If your organization uses Google Workspace (formerly G Suite) for email, properly configuring SPF, DKIM, and DMARC is essential to prevent spoofing, improve deliverability, and meet the authentication requirements now enforced by major email providers.
This guide walks through each protocol step by step.
SPF Configuration
SPF tells receiving mail servers which IP addresses are authorized to send email on behalf of your domain. For Google Workspace, you need to add a TXT record to your domain's DNS.
DNS Record:
Type: TXT
Host: @
Value: v=spf1 include:_spf.google.com ~all
If you already have an SPF record with other services, add include:_spf.google.com to your existing record rather than creating a second one. A domain can only have one SPF record.
For example, if you also use Mailchimp:
v=spf1 include:_spf.google.com include:servers.mcsv.net ~all
Note: Google's SPF include typically consumes 3–4 of your 10 allowed DNS lookups due to nested includes. Use the SenderClarity SPF Checker to verify your total lookup count after adding this record.
DKIM Configuration
DKIM adds a cryptographic signature to your outgoing emails, allowing recipients to verify the message hasn't been tampered with and genuinely originated from your domain.
To enable DKIM in Google Workspace:
- Sign in to the Google Admin console (admin.google.com).
- Navigate to Apps → Google Workspace → Gmail → Authenticate email.
- Select your domain.
- Click Generate new record. Google will provide a TXT record value.
- Choose a DKIM key length — 2048-bit is recommended if your DNS provider supports it.
- Add the TXT record to your DNS:
Type: TXT
Host: google._domainkey
Value: v=DKIM1; k=rsa; p=MIIBIjANBgkqh... (your unique key)
- Return to the Admin console and click Start authentication.
It can take up to 48 hours for DNS changes to propagate. Google will show the status as "Authenticating email" once active.
DMARC Configuration
DMARC ties SPF and DKIM together and tells receiving servers what to do when authentication fails. It also enables aggregate reporting so you can monitor who is sending email as your domain.
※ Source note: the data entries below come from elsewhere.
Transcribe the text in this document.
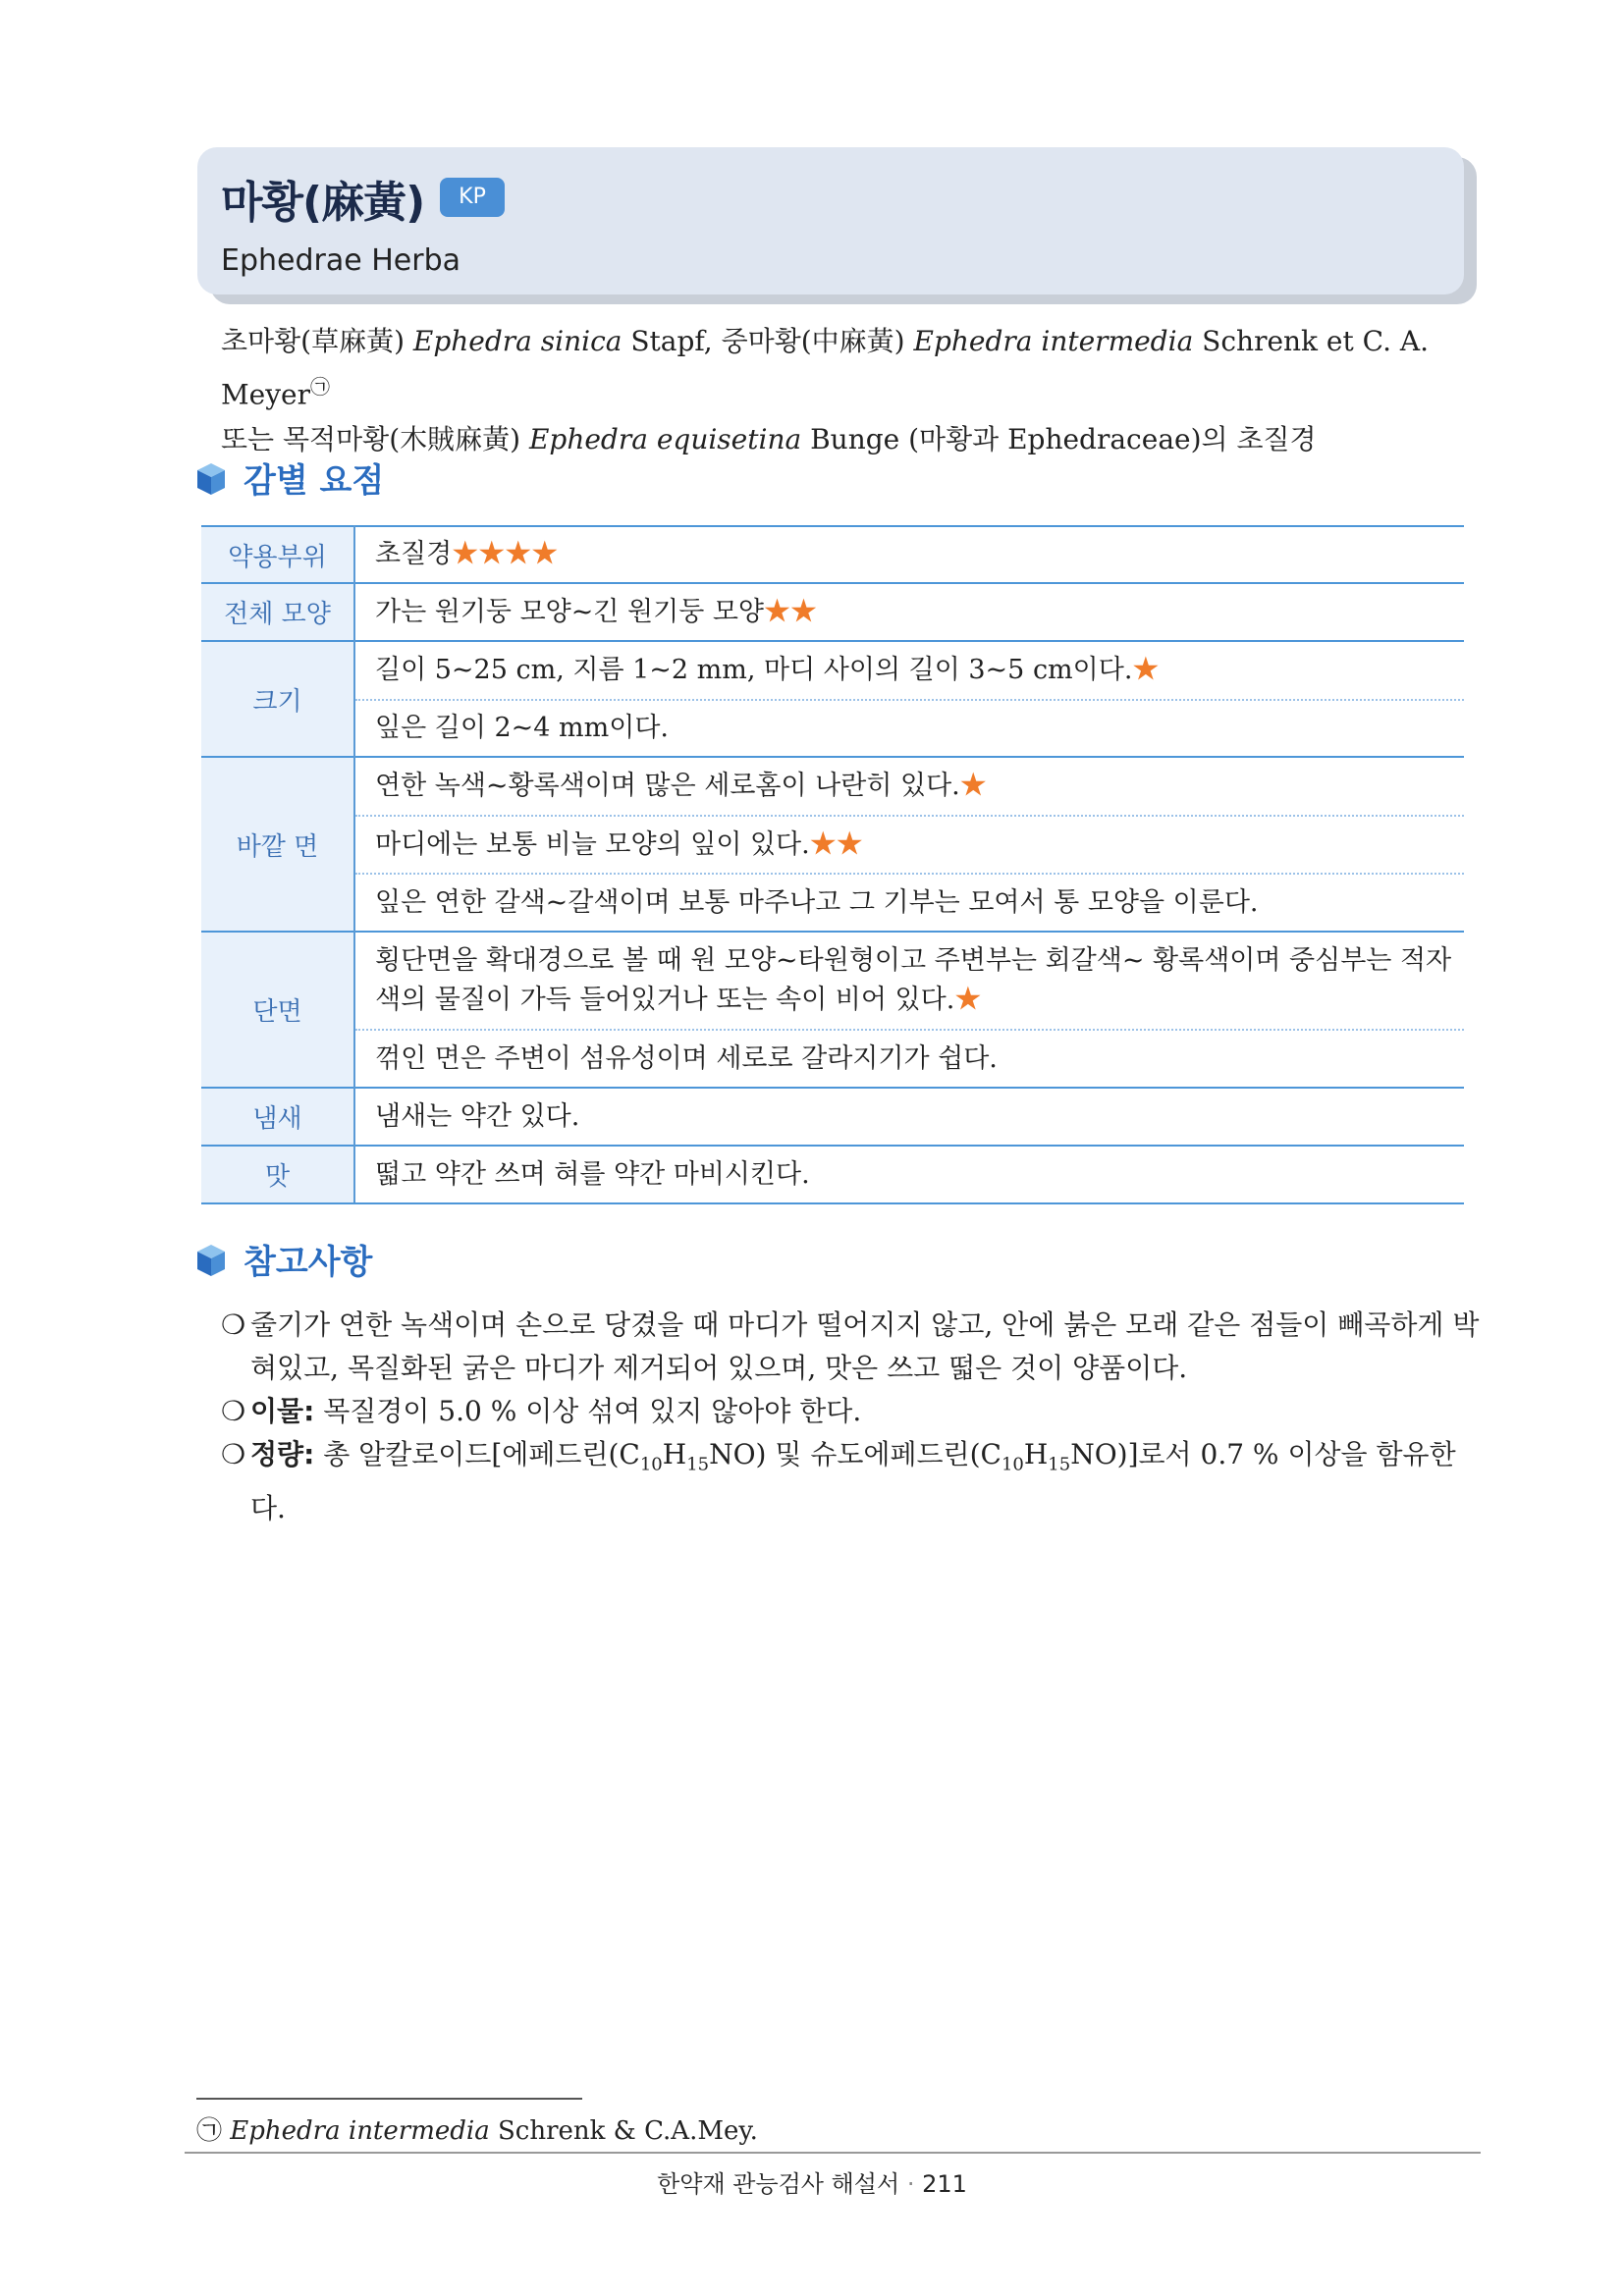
마황(麻黃)	KP
Ephedrae Herba
초마황(草麻黃) Ephedra sinica Stapf, 중마황(中麻黃) Ephedra intermedia Schrenk et C. A. Meyer㉠
또는 목적마황(木賊麻黃) Ephedra equisetina Bunge (마황과 Ephedraceae)의 초질경
감별 요점
약용부위	초질경★★★★
전체 모양	가는 원기둥 모양~긴 원기둥 모양★★
크기	길이 5~25 cm, 지름 1~2 mm, 마디 사이의 길이 3~5 cm이다.★
	잎은 길이 2~4 mm이다.
바깥 면	연한 녹색~황록색이며 많은 세로홈이 나란히 있다.★
	마디에는 보통 비늘 모양의 잎이 있다.★★
	잎은 연한 갈색~갈색이며 보통 마주나고 그 기부는 모여서 통 모양을 이룬다.
단면	횡단면을 확대경으로 볼 때 원 모양~타원형이고 주변부는 회갈색~ 황록색이며 중심부는 적자색의 물질이 가득 들어있거나 또는 속이 비어 있다.★
	꺾인 면은 주변이 섬유성이며 세로로 갈라지기가 쉽다.
냄새	냄새는 약간 있다.
맛	떫고 약간 쓰며 혀를 약간 마비시킨다.
참고사항
❍ 줄기가 연한 녹색이며 손으로 당겼을 때 마디가 떨어지지 않고, 안에 붉은 모래 같은 점들이 빼곡하게 박혀있고, 목질화된 굵은 마디가 제거되어 있으며, 맛은 쓰고 떫은 것이 양품이다.
❍ 이물: 목질경이 5.0 % 이상 섞여 있지 않아야 한다.
❍ 정량: 총 알칼로이드[에페드린$(C_{10}H_{15}NO)$ 및 슈도에페드린$(C_{10}H_{15}NO)$]로서 0.7 % 이상을 함유한다.
㉠ Ephedra intermedia Schrenk & C.A.Mey.
한약재 관능검사 해설서 · 211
Start with monitoring mode:
Type: TXT
Host: _dmarc
Value: v=DMARC1; p=none; rua=mailto:your-address@reports.senderclarity.com; fo=1
This collects reports without affecting mail delivery, giving you visibility into all sources sending as your domain.
After reviewing reports and confirming all legitimate senders pass authentication, progressively tighten your policy:
p=quarantine; pct=25— quarantine 25% of failing messagesp=quarantine; pct=100— quarantine all failing messagesp=reject— reject all failing messages (full protection)
Verification
After configuring all three records, verify your setup:
- Check your SPF record →
- Send a test email and inspect the headers for
spf=pass,dkim=pass, anddmarc=pass - Monitor your DMARC reports in SenderClarity for any unexpected failures
Common Issues
SPF permerror: If you see a permanent error, you may have exceeded the 10 DNS lookup limit. Google's include alone uses 3–4 lookups. Check your total with the SPF Checker.
DKIM not signing: After enabling DKIM in the Admin console, allow up to 48 hours. If it still shows as inactive, verify the DNS record matches exactly what Google provided, including the selector (google._domainkey).
DMARC reports show SPF failures from Google: Ensure your SPF record includes _spf.google.com (not google.com or gmail.com). Also check that messages are being sent from your domain and not a personal Gmail address.
SPF Lookup Impact
| Include | Estimated Lookups |
|---|---|
_spf.google.com |
3–4 |
Google's SPF record nests several sub-includes (_netblocks.google.com, _netblocks2.google.com, etc.), which is why a single include consumes multiple lookups. This count can change as Google updates their infrastructure.